Vista do Morro Ipiranga Seus primeiros edifícios, públicos e privados, religiosos ou profanos, de moradia ou de comércio, foram singelos, desprovidos de apuro arquitetônico e sentido de perenidade. Notadamente, bem como o Paço dos Governadores e a Casa da Câmara e Cadeia, foram produto do barro moldado, da taipa de mão e de pilão, do teto de palha, tão distantes da monumental cantaria portuguesa, d´além-mar. A cal, resultante da queima de crustáceos na Ilha de Itaparica, a partir de 1551; o arenito proveniente de Boipeba; o lioz português que servia de lastro nas embarcações e a madeira-de-lei da Mata Atlântica atualmente quase exinta foram conquistando, pouco a pouco, os canteiros de obras que se multiplicavam na construção da metrópole.

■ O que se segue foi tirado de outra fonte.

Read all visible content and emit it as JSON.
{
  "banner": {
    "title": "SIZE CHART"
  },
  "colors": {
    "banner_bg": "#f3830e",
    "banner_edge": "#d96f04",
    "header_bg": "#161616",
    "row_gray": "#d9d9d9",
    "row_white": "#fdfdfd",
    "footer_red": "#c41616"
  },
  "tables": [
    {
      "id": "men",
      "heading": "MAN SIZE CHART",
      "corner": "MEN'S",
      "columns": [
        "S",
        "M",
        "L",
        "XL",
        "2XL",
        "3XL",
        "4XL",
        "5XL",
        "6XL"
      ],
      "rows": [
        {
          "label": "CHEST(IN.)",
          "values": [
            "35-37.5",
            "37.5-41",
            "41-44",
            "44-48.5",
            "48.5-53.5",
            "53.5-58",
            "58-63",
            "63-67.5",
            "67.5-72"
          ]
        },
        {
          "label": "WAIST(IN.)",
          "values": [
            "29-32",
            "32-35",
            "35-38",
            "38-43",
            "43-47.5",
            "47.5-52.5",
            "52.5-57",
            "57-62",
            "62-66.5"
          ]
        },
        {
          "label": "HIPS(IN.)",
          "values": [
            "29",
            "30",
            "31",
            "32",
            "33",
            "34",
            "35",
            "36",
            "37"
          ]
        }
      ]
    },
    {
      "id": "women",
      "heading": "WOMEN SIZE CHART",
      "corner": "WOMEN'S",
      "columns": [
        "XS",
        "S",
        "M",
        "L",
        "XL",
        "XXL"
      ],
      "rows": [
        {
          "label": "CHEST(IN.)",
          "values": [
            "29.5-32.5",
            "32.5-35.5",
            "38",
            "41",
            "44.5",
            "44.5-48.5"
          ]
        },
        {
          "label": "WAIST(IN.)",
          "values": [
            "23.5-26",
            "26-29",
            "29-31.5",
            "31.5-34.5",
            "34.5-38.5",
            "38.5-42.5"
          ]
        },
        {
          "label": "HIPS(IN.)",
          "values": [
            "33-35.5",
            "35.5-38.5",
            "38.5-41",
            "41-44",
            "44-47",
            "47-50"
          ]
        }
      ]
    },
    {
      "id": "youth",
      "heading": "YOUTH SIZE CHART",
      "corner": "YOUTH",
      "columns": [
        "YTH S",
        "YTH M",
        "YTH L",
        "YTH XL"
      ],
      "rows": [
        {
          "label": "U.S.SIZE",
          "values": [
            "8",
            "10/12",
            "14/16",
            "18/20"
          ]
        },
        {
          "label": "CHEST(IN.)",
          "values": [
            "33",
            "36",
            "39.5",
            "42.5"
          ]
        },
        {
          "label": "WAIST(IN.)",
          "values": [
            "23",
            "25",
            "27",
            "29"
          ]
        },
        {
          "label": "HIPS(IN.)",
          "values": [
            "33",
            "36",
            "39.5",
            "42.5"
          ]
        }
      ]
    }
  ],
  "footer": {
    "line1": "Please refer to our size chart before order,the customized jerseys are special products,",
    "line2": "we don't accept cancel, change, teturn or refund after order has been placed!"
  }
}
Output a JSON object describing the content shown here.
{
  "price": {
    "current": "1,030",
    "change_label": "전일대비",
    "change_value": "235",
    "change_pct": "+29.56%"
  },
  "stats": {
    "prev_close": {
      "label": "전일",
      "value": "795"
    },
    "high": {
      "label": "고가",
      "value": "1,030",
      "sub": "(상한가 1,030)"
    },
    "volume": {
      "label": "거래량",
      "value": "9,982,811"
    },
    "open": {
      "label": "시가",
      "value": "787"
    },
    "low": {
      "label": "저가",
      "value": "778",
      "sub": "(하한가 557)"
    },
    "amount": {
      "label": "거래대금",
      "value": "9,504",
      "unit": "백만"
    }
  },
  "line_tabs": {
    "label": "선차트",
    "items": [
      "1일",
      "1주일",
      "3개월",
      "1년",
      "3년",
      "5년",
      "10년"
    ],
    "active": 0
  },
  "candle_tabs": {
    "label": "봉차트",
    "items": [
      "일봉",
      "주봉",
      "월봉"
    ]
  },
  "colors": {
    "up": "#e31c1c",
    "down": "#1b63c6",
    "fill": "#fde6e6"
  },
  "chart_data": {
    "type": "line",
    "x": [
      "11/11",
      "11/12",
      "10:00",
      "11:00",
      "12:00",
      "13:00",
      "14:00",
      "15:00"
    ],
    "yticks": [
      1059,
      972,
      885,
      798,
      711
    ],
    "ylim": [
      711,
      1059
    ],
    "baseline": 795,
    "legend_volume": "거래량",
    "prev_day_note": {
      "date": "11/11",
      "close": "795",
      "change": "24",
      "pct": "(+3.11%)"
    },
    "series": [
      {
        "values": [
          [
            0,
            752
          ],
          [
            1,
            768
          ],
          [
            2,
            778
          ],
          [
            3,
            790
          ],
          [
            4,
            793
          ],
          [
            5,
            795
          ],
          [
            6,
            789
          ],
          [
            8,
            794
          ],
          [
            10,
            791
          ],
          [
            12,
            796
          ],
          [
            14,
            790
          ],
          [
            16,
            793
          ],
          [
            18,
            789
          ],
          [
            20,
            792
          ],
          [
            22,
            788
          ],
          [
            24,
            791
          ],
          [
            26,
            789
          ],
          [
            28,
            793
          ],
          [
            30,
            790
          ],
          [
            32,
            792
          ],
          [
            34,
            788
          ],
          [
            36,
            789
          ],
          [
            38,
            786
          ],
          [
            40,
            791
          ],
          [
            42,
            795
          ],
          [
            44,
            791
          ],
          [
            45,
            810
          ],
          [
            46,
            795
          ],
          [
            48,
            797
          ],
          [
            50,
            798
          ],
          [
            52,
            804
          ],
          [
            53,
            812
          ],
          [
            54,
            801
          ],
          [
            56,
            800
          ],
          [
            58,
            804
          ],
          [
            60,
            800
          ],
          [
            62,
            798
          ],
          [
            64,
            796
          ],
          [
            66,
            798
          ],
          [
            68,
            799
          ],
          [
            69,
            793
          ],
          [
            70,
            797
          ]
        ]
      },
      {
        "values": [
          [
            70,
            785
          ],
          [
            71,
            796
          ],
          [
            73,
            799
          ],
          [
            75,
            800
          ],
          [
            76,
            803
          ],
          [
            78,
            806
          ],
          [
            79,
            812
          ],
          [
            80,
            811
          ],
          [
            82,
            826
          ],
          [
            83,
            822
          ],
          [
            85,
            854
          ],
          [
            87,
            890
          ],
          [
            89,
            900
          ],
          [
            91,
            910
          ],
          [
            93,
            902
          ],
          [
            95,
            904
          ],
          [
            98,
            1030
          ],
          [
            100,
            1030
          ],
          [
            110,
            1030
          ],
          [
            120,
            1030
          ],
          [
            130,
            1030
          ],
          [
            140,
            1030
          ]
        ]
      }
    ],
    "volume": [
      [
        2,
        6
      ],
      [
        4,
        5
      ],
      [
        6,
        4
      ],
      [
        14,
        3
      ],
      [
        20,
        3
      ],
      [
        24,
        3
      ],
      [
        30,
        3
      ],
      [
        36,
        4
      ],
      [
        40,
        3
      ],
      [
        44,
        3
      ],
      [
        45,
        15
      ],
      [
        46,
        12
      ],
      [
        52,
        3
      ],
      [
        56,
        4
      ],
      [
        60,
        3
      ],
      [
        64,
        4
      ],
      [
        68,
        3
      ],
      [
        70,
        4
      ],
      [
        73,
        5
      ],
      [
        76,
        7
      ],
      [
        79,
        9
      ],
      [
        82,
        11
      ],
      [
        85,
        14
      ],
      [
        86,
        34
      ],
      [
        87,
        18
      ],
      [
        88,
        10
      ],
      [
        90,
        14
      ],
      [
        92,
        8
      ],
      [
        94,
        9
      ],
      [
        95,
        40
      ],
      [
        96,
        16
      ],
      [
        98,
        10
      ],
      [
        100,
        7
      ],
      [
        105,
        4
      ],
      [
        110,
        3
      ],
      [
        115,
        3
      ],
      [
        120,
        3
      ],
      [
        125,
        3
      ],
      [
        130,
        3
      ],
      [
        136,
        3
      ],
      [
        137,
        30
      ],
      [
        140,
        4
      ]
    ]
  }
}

Desse primeiro encontro restam, além dos registros históricos, o traçado urbano da cidadela do mestre de cantaria Luís Dias, arquiteto-mor desta soterópolis, com a sua malha viária reticulada e confinada e a Praça do Palácio ou dos Mercadores, onde se implantou o primeiro guindaste condutor de mercadorias entre o porto e a cidade-alta. Iconografias e relatos nos dão conta da precariedade dos edifícios, públicos e privados, só superada após as sucessivas tentativas de invasão da cidade por parte dos holandeses (1599-1649), quando a estabilidade política e a prosperidade econômica permitiram o desenvolvimento de um padrão arquitetônico monumental, português por excelência, com a importação de projetos, mão-de-obra e materiais necessários ao vultoso empreendimento.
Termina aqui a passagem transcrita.